After spending nearly two months on the same bus going to St Paul’s every morning and back every night I had gotten particularly sick of the caustic yet monotonous voice announcing the same stops over and over again. This particular morning however I noticed that I hadn’t even noticed the voice at all, enveloped by the News Quiz on my ipod. Sandi had drowned out bus woman, or had I simply stopped listening, had I become one of those blank public transport faces I recognised as ‘A Londoner’? Gone were the days when only a few weeks before I would nervously listen out for ‘Fetter Lane’ and walk downstairs far too early, announcing to all and sundry that I didn’t know where I was going, I was new at this, a 172 ‘newbie’. Not any more, and I comforted myself with the fact that despite my 'knowingness', I was not yet faceless. People looked at me bewildered, as I chuckled with the Radio 4 audience.

This morning the traffic was gone, the schools were out and Fleet Street was slowing down for Christmas. It was early, it was a weekend and Fleet Street is the stone park of London at the weekend, you can actually breathe here. As I walked down towards the mighty dome of St Pauls I noticed another Church on my right. St Brides, I was struck by the beauty of the spire, the wedding cake levels desperately reaching skyward from within the strangle hold of finance and big business. It could almost have been a minaret and as I stood there I expected to hear the adhan, but it never came. The gates were open and I decided to take a look. At first glance the church looked old enough, although the cement façade decorated to resemble stone blocks gave away its relative youth, but the feel was unquestionable, this was old, the gates were old, the square was old, the paving leading to it was old, and I preferred ‘old’. On inspection the church had been demolished by a bomb during the blitz and re-built due to the kindness of business and royalty alike.

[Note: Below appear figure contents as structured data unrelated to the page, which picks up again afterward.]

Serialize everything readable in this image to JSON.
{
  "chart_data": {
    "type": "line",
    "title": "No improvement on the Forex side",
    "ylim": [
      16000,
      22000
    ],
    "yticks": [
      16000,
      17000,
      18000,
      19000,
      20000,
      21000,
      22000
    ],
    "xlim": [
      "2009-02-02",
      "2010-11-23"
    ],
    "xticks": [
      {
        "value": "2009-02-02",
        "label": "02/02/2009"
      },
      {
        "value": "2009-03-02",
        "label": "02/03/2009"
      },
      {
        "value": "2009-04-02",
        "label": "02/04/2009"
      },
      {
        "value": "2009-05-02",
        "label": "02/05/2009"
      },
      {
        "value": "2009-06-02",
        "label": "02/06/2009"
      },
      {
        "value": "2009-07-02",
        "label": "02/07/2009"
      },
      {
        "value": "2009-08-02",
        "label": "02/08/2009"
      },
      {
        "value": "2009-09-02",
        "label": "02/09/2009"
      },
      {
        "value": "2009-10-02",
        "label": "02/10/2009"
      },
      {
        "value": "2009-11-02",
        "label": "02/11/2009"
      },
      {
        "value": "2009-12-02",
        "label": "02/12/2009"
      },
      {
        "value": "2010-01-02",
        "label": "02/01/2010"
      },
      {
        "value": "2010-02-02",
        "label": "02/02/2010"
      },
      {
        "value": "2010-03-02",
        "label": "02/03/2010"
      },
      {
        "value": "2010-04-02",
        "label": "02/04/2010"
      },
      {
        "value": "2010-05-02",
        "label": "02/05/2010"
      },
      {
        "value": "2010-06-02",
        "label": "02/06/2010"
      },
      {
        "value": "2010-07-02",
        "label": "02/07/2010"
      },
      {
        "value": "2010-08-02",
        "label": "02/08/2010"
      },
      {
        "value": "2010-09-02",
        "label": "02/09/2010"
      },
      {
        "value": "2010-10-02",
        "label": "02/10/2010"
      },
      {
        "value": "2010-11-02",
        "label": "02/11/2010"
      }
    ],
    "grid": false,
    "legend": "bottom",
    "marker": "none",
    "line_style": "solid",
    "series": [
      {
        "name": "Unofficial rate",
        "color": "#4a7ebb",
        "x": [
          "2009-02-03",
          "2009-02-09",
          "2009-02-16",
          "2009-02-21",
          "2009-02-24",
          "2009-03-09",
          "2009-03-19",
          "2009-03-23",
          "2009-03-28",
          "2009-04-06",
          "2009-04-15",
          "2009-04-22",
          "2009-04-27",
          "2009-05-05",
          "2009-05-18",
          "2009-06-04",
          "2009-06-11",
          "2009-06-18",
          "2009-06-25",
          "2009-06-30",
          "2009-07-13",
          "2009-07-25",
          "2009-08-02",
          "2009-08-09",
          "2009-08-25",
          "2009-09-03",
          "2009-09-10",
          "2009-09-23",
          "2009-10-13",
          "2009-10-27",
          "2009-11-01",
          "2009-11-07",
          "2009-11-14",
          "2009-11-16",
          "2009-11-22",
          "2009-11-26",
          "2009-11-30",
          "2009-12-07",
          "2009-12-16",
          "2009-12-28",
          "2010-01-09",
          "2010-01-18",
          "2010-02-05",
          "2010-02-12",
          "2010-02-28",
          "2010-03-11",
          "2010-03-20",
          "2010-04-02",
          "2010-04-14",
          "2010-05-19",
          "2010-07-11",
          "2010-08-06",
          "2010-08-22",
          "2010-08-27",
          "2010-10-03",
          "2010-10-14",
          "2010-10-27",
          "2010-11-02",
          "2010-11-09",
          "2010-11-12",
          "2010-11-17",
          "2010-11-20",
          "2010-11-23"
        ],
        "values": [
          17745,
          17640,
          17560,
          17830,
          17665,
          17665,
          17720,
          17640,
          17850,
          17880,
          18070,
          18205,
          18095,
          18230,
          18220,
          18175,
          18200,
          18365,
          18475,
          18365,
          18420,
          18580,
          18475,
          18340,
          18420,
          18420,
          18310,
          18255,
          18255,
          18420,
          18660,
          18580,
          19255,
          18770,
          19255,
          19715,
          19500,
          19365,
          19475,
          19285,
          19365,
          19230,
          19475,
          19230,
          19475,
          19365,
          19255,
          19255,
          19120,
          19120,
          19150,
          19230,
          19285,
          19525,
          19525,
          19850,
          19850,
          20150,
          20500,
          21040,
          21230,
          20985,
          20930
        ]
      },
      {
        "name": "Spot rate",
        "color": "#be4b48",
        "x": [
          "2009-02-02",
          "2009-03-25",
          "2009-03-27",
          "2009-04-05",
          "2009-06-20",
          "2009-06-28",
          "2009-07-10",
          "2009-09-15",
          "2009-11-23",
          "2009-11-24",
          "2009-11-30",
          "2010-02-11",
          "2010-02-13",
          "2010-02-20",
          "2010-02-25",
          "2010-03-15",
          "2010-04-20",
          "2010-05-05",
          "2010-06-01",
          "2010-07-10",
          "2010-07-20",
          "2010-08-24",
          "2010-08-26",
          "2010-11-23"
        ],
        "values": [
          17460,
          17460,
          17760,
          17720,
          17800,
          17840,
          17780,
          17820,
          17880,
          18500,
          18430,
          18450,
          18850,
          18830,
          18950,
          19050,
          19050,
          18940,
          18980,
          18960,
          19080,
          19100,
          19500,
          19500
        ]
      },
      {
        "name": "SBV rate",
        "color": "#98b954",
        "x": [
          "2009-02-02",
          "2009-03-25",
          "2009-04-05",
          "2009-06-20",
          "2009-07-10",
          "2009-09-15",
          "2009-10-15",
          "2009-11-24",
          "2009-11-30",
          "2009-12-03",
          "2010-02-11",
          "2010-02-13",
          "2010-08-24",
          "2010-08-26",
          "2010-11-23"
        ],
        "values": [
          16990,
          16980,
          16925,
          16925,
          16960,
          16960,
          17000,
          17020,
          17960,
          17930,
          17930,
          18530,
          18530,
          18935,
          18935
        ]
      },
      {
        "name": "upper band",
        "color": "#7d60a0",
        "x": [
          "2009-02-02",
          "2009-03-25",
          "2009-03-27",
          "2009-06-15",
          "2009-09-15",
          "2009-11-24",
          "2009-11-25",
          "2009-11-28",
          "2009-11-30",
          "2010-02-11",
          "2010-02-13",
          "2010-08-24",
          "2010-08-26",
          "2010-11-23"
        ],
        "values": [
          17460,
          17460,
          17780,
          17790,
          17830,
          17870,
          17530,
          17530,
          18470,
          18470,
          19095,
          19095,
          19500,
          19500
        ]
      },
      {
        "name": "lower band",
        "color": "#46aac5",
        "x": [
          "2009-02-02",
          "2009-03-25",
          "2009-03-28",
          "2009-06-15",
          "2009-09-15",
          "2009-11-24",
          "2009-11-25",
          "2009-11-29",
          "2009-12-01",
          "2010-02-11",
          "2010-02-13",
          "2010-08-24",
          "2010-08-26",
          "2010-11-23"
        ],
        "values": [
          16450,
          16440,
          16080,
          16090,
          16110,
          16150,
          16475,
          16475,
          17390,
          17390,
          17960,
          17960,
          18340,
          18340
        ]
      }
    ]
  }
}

The building was deserted, no tourists, no worshippers, no clergy and, beautiful. In a way you almost feel as if you are violating the space when a church is this quiet. I say hello to God in my head, to break the silence, my foot-steps ringing in the naive. As I walked down the body of the church I noticed names on the pews, people I’d never heard of, bankers, journalists, sponsorships from various companies, impersonal to me. On approach the Lady Chapel was simple, alter and a rail to pray on etc. Then I noticed the wall to the left, names again, listed in the fashion of World War memorialisation, from the blitz? But dates were wrong. They were recent. People who had died in Iraq. People from the BBC, NBC, Al Jazeera, and more. A friend had been fretting about his partner (a journalist) going on hostage training, being a hostage. Personal. All night vigils had been held here for John McCarthy and Terry Anderson. I saw Daniel Pearl’s name and remembered the video, fear, nausea and a palpable chill enveloped my neck. It was supposed to. Then, on the alter, just behind a gathering of anonymous faces who were quickly gathering personality, you could see him, Daniel Pearl, looking back at you. For some reason this was shocking to me, the eyes were bright, happy and young. Somehow it felt wrong to see his face, I felt ashamed, we had seen him die. There was a heat behind my eyes now, the sea of faces, old and young, that had been searching for truth, were now searching my eyes.

I heard laughter from my earphones, it cracked the silence. I gathered myself and left, faceless, ashamed, proud.